Подвал во всю длину разделен узким коридором, пол усыпан опилками, щепками, стены из неструганых досок, со множеством дверей, за которыми жильцы, должно быть, хранили дрова. В конце коридора чуть брезжило окно. Пахло смолистым деревом, трухой, плесенью.
Сложив
— Девочка, ты мне нравишься! Я тебя люблю!
И развел руками, будто говоря, что сделал все, что в его силах, и пусть не обижаются, если что не так.
Шум сражения долетал сюда подобно отголоскам дальнего грома — с мягким ворчанием, приглушенными раскатами. Отчетливей звучали отдельные выстрелы, как будто стреляли прямо под окном. Временами гулко содрогалась земля, казалось, все тот же великан молотобоец катал теперь по мостовой тяжелую фуру, доверху груженную камнями.

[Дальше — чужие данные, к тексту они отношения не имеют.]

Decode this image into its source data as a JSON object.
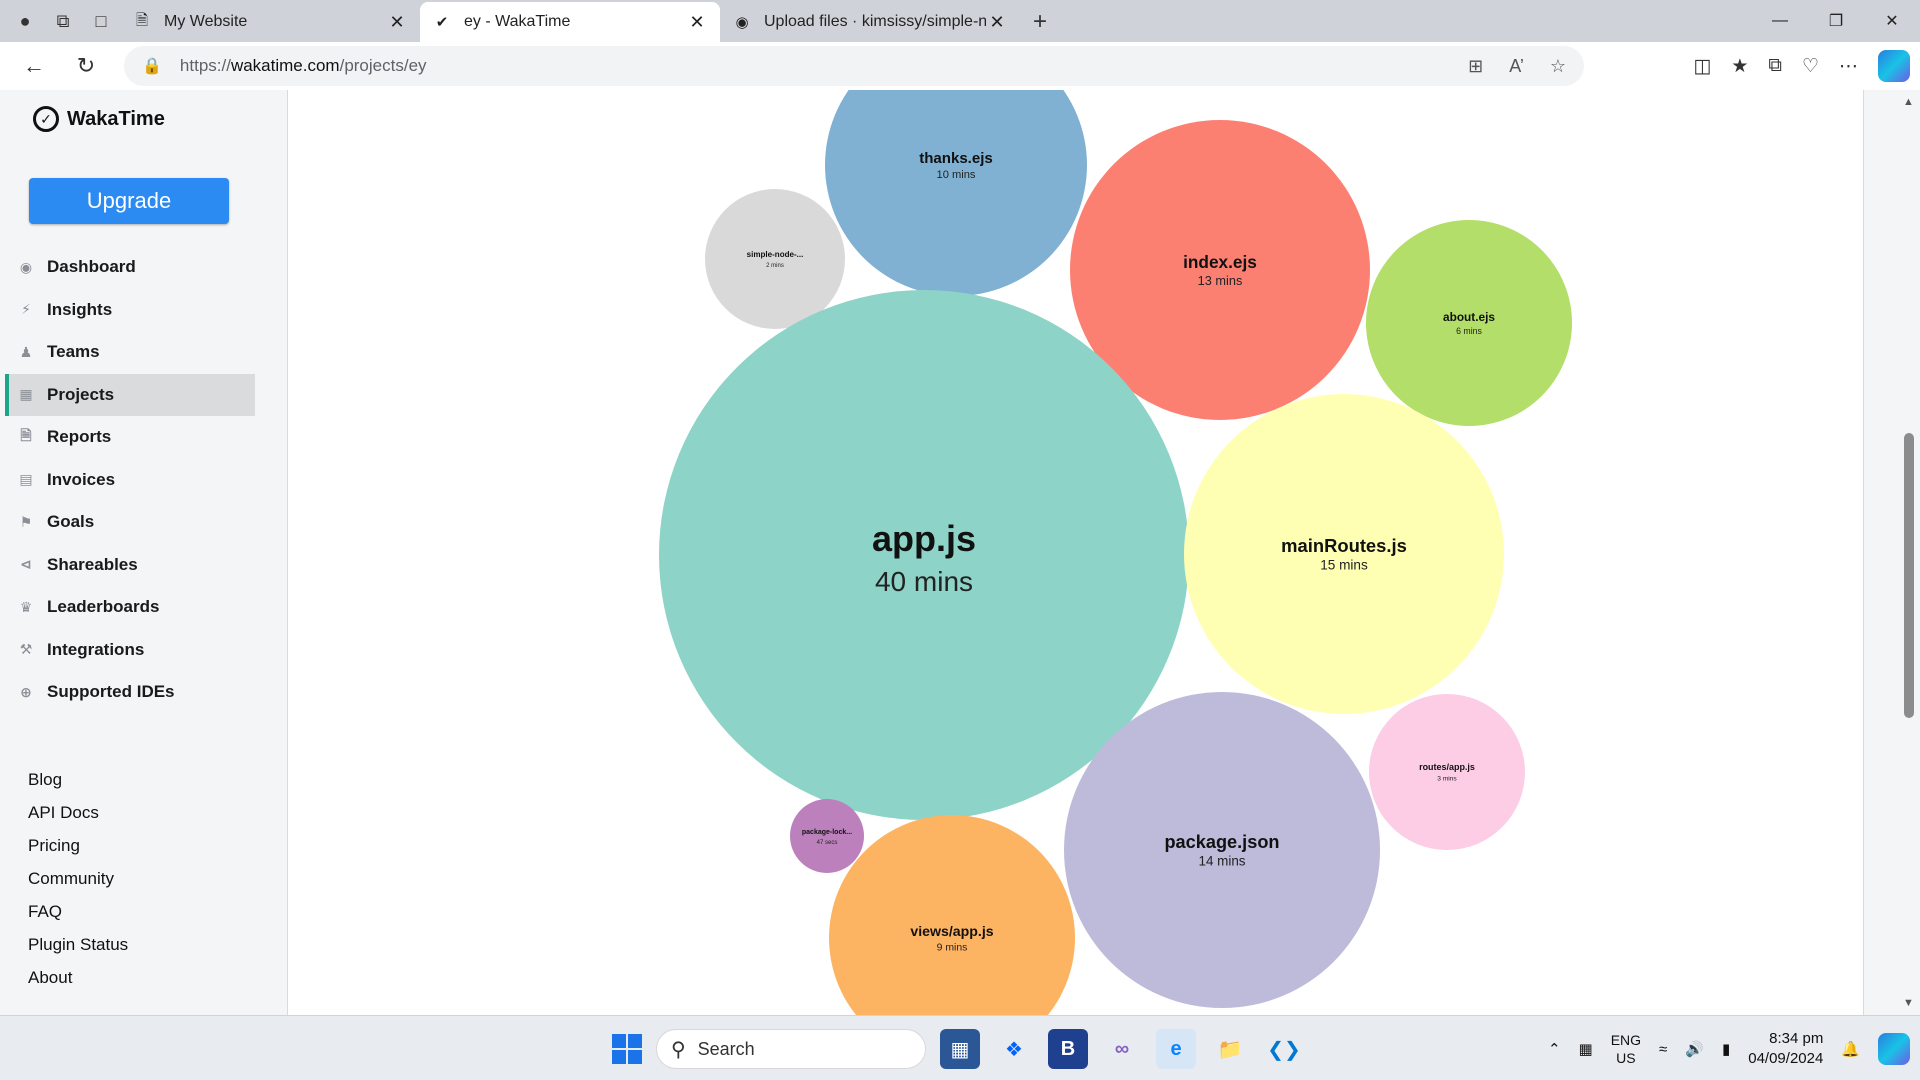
{
  "browser": {
    "tabs": [
      {
        "title": "My Website",
        "icon": "page-icon",
        "active": false
      },
      {
        "title": "ey - WakaTime",
        "icon": "wakatime-icon",
        "active": true
      },
      {
        "title": "Upload files · kimsissy/simple-noc",
        "icon": "github-icon",
        "active": false
      }
    ],
    "url_prefix": "https://",
    "url_host": "wakatime.com",
    "url_path": "/projects/ey"
  },
  "sidebar": {
    "logo_text": "WakaTime",
    "upgrade_label": "Upgrade",
    "menu": [
      {
        "label": "Dashboard",
        "icon": "dashboard-icon"
      },
      {
        "label": "Insights",
        "icon": "bolt-icon"
      },
      {
        "label": "Teams",
        "icon": "users-icon"
      },
      {
        "label": "Projects",
        "icon": "grid-icon",
        "active": true
      },
      {
        "label": "Reports",
        "icon": "report-icon"
      },
      {
        "label": "Invoices",
        "icon": "invoice-icon"
      },
      {
        "label": "Goals",
        "icon": "flag-icon"
      },
      {
        "label": "Shareables",
        "icon": "share-icon"
      },
      {
        "label": "Leaderboards",
        "icon": "trophy-icon"
      },
      {
        "label": "Integrations",
        "icon": "wrench-icon"
      },
      {
        "label": "Supported IDEs",
        "icon": "plus-circle-icon"
      }
    ],
    "footer_links": [
      "Blog",
      "API Docs",
      "Pricing",
      "Community",
      "FAQ",
      "Plugin Status",
      "About"
    ]
  },
  "bubbles": [
    {
      "name": "thanks.ejs",
      "time": "10 mins",
      "minutes": 10,
      "color": "#80b1d3"
    },
    {
      "name": "simple-node-...",
      "time": "2 mins",
      "minutes": 2,
      "color": "#d9d9d9"
    },
    {
      "name": "index.ejs",
      "time": "13 mins",
      "minutes": 13,
      "color": "#fb8072"
    },
    {
      "name": "about.ejs",
      "time": "6 mins",
      "minutes": 6,
      "color": "#b3de69"
    },
    {
      "name": "app.js",
      "time": "40 mins",
      "minutes": 40,
      "color": "#8dd3c7"
    },
    {
      "name": "mainRoutes.js",
      "time": "15 mins",
      "minutes": 15,
      "color": "#ffffb3"
    },
    {
      "name": "routes/app.js",
      "time": "3 mins",
      "minutes": 3,
      "color": "#fccde5"
    },
    {
      "name": "package-lock...",
      "time": "47 secs",
      "minutes": 0.8,
      "color": "#bc80bd"
    },
    {
      "name": "package.json",
      "time": "14 mins",
      "minutes": 14,
      "color": "#bebada"
    },
    {
      "name": "views/app.js",
      "time": "9 mins",
      "minutes": 9,
      "color": "#fdb462"
    }
  ],
  "taskbar": {
    "search_placeholder": "Search",
    "lang_top": "ENG",
    "lang_bottom": "US",
    "time": "8:34 pm",
    "date": "04/09/2024"
  }
}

Они уселись на ящик с документами, сверху накрыв его одеялами, и девушка прижалась к Стабулнеку.
— Я боюсь, — шептала она. — Наверху все-таки лучше. Хоть в окно посмотришь. А здесь — как в могиле. У меня такое ощущение, что все три этажа оседают прямо на нас.
— Ласма, не бойся, — так же шепотом успокаивал он ее. — Что ни говори, здесь надежней. Хорошо, что нас привели сюда. Не думай об этом, лучше почитай мне стихи. Ну, пожалуйста, почитай…
Она нахмурилась, пытаясь сосредоточиться, потом, коснувшись ладонью горячей щеки, несмело начала:
Тот вечер был так безмятежен, Так тихо розовел закат. Из сада, сладостен и нежен, Струился сена аромат.Ее голос дрогнул, она замолчала. Немного погодя спросила:
— Где ты так долго пропадал? Я уж думала, что-то случилось.
— Пришлось задержаться. Не стоит об этом говорить. Я же с тобой. Разве мог я оставить тебя одну. Но ты не докончила…
Девушка продолжала:
Тот вечер был так безмятежен, Так тихо розовел закат. Вернись и день, и вечер те же, Я счастлива была б стократ.Она шумно вздохнула:
— В голове такой сумбур! Ничего не помню. Давай просто посидим.
Сумрак все больше сгущался, и это был странный сумрак, он двигался, словно живой, зловеще посвечивал. Помимо грохота теперь возникали еще и другие непонятные шумы, и, казалось, они запускали свои страшные щупальца сюда, в подвал. Словно сговорившись, парень и девушка вскочили с места, приникли к окну. За ним полыхало трескучее пламя, а понизу плотными клубами подкатывался дым. Стабулнек схватил винтовку и стал торопливо рассовывать по карманам обоймы с патронами.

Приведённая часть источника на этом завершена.